Donovan: Sie können lediglich auf den Gebrauch von Kondomen bestehen. Und darin liegt das Problem, das auch Lara in ihrer Zeit in L.A. hatte: Wer das will, bekommt keine Aufträge. Dazu kommt die Macht, die die Agenten – diese charis­ma­ti­schen Männer Mitte dreißig und älter – über die jungen Mädchen haben, sowie der Reiz des Geldes. Für viele von den Mädchen sind die Summen, die man verdienen kann, zunächst mal ein Vermögen. In unserem Film geht es um AIDS, aber es gibt natürlich noch andere Krank­heits­ri­siken, mit denen vor allem Porno­dar­stel­le­rinnen leben: Herpes, Chla­my­dien, die man als Frau schon mal vier oder fünf Mal im Jahr bekommen kann, Gonorrhoe … alles Dinge, die man zwar behandeln kann, die auf Dauer aber nicht gut fürs Immun­system sein können.

artechock: In den 1980er-Jahren war der Gebrauch von Kondomen in der Porno­in­dus­trie ganz normal. Hängt der „Trend zur Sorg­lo­sig­keit“ mit der besseren Behan­del­bar­keit von AIDS zusammen?

Donovan: Letzt­end­lich weiß ich nicht, warum die jungen Frauen diese enormen Risiken auf sich nehmen, die die immer waghal­si­geren Praktiken mit sich bringen. In der Schwu­len­por­no­szene sieht das anders aus: Da wird nicht getestet, aber der Gebrauch von Kondomen ist selbst­ver­s­tänd­lich.
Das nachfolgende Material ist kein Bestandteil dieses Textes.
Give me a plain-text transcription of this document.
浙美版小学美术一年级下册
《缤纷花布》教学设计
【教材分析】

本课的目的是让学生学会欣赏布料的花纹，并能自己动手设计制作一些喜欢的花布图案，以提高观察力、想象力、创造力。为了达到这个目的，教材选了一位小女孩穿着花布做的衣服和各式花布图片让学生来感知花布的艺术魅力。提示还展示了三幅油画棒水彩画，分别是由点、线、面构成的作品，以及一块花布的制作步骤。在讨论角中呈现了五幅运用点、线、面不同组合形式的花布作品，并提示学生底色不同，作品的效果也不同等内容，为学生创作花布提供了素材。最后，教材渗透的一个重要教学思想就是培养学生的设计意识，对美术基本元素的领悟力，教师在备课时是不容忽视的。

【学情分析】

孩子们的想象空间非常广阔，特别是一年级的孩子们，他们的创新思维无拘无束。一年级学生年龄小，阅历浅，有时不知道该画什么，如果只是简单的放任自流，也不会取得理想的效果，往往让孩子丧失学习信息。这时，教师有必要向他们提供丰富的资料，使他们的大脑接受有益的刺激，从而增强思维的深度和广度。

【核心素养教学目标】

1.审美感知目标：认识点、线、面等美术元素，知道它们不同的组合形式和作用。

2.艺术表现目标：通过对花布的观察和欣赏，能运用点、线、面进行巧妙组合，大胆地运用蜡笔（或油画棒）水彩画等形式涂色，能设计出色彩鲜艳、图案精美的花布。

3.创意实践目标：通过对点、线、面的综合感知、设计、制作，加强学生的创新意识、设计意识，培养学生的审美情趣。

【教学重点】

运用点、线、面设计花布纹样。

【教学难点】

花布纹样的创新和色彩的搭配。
Ein Produzent sagte uns, Analsex ohne Kondom für den schwulen Zuschauer käme dem Konsum von Snuff-Videos gleich. Die Abwe­sen­heit von Kondomen in Hete­ro­pornos ist auch insofern bedenk­lich, als Jugend­liche oft Sexua­lität via Pornos im Internet kennen­lernen und so kein Risi­ko­be­wusst­sein geschaffen werden kann.

artechock: Ist Lara immer noch daran inter­es­siert, in der Öffent­lich­keit aufzu­treten?
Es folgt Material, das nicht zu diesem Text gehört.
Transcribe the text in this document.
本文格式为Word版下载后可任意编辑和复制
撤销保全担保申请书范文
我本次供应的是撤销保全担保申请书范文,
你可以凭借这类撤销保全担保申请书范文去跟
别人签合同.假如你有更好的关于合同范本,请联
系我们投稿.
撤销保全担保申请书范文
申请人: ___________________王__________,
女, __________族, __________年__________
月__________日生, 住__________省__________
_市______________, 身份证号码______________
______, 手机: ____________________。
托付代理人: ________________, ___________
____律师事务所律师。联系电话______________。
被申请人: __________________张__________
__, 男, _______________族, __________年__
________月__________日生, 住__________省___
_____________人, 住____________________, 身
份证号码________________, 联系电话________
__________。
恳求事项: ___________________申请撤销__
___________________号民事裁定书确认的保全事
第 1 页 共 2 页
Donovan: Ja, wir betreiben Aufklärungs­ar­beit mit jungen Menschen, manche der Termine macht sie auch allein. In Quebec zeigen wir Inside Lara Roxx Jugend­li­chen, haben Vorfüh­rungen in Colleges, Unis, auch in Jugend­schutz­ein­rich­tungen, wo Lara in ihrer Teen­ager­zeit war. Sie findet es wichtig, das Mädchen zwischen 15 und 19 Jahren den Film sehen sollten. Der Film ist zwar für Jugend­liche ab 13, manche Lehrer haben aber wegen des Inhalts Bedenken, ihn an Schulen zu zeigen. Deshalb ist jetzt eine gekürzte Version geplant, damit Lara auch mit jüngeren Schülern sprechen kann.